- Supreme Court of the United States

Decided Jun 23, 2023
- Full case name: Coinbase, Inc. v. Bielski
- Citations: 599 U.S. 736 (more)

Holding
- A federal district court must stay its proceedings while an interlocutory appeal on the question of arbitrability is ongoing.

Court membership
- Chief Justice John Roberts Associate Justices Clarence Thomas · Samuel Alito Sonia Sotomayor · Elena Kagan Neil Gorsuch · Brett Kavanaugh Amy Coney Barrett · Ketanji Brown Jackson

Case opinions
- Majority: Kavanaugh, joined by Roberts, Alito, Gorsuch, Barrett
- Dissent: Jackson, joined by Sotomayor, Kagan, Thomas (in part)

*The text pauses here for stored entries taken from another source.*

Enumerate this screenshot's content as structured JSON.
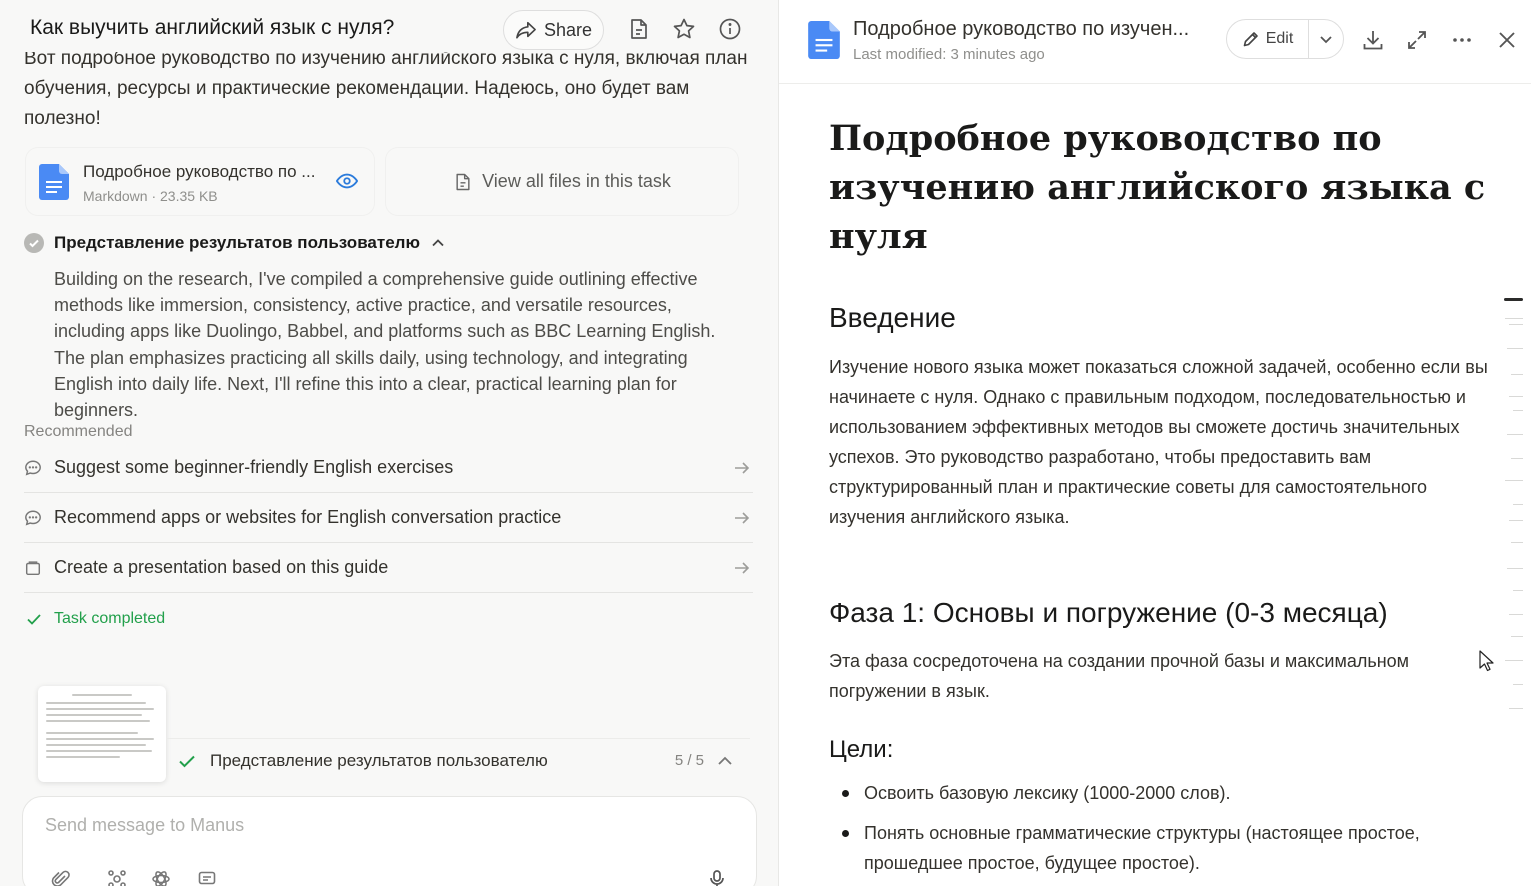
{
  "left": {
    "task_title": "Как выучить английский язык с нуля?",
    "share_label": "Share",
    "intro_text": "Вот подробное руководство по изучению английского языка с нуля, включая план обучения, ресурсы и практические рекомендации. Надеюсь, оно будет вам полезно!",
    "file_card": {
      "name": "Подробное руководство по ...",
      "meta": "Markdown · 23.35 KB"
    },
    "view_all_label": "View all files in this task",
    "step": {
      "title": "Представление результатов пользователю",
      "body": "Building on the research, I've compiled a comprehensive guide outlining effective methods like immersion, consistency, active practice, and versatile resources, including apps like Duolingo, Babbel, and platforms such as BBC Learning English. The plan emphasizes practicing all skills daily, using technology, and integrating English into daily life. Next, I'll refine this into a clear, practical learning plan for beginners."
    },
    "recommended_label": "Recommended",
    "recommended": [
      {
        "label": "Suggest some beginner-friendly English exercises",
        "icon": "chat-icon"
      },
      {
        "label": "Recommend apps or websites for English conversation practice",
        "icon": "chat-icon"
      },
      {
        "label": "Create a presentation based on this guide",
        "icon": "presentation-icon"
      }
    ],
    "task_completed": "Task completed",
    "progress": {
      "title": "Представление результатов пользователю",
      "count": "5 / 5"
    },
    "composer_placeholder": "Send message to Manus"
  },
  "right": {
    "doc_title": "Подробное руководство по изучен...",
    "last_modified": "Last modified: 3 minutes ago",
    "edit_label": "Edit",
    "h1": "Подробное руководство по изучению английского языка с нуля",
    "intro_heading": "Введение",
    "intro_paragraph": "Изучение нового языка может показаться сложной задачей, особенно если вы начинаете с нуля. Однако с правильным подходом, последовательностью и использованием эффективных методов вы сможете достичь значительных успехов. Это руководство разработано, чтобы предоставить вам структурированный план и практические советы для самостоятельного изучения английского языка.",
    "phase1_heading": "Фаза 1: Основы и погружение (0-3 месяца)",
    "phase1_paragraph": "Эта фаза сосредоточена на создании прочной базы и максимальном погружении в язык.",
    "goals_heading": "Цели:",
    "goals": [
      "Освоить базовую лексику (1000-2000 слов).",
      "Понять основные грамматические структуры (настоящее простое, прошедшее простое, будущее простое)."
    ]
  },
  "colors": {
    "accent_blue": "#2b7bdb",
    "success_green": "#22a04b",
    "doc_icon_blue": "#4a8af4"
  }
}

= Coinbase, Inc. v. Bielski =

Coinbase, Inc. v. Bielski, 599 U.S. 736 (2023), was a United States Supreme Court case in which the Court held that a federal district court must stay its proceedings while an interlocutory appeal on the question of arbitrability is ongoing.

The case was consolidated with another case regarding David Suski, but Suski's case was dismissed as improvidently granted. Suski's case returned to the Supreme Court the next year in Coinbase, Inc. v. Suski.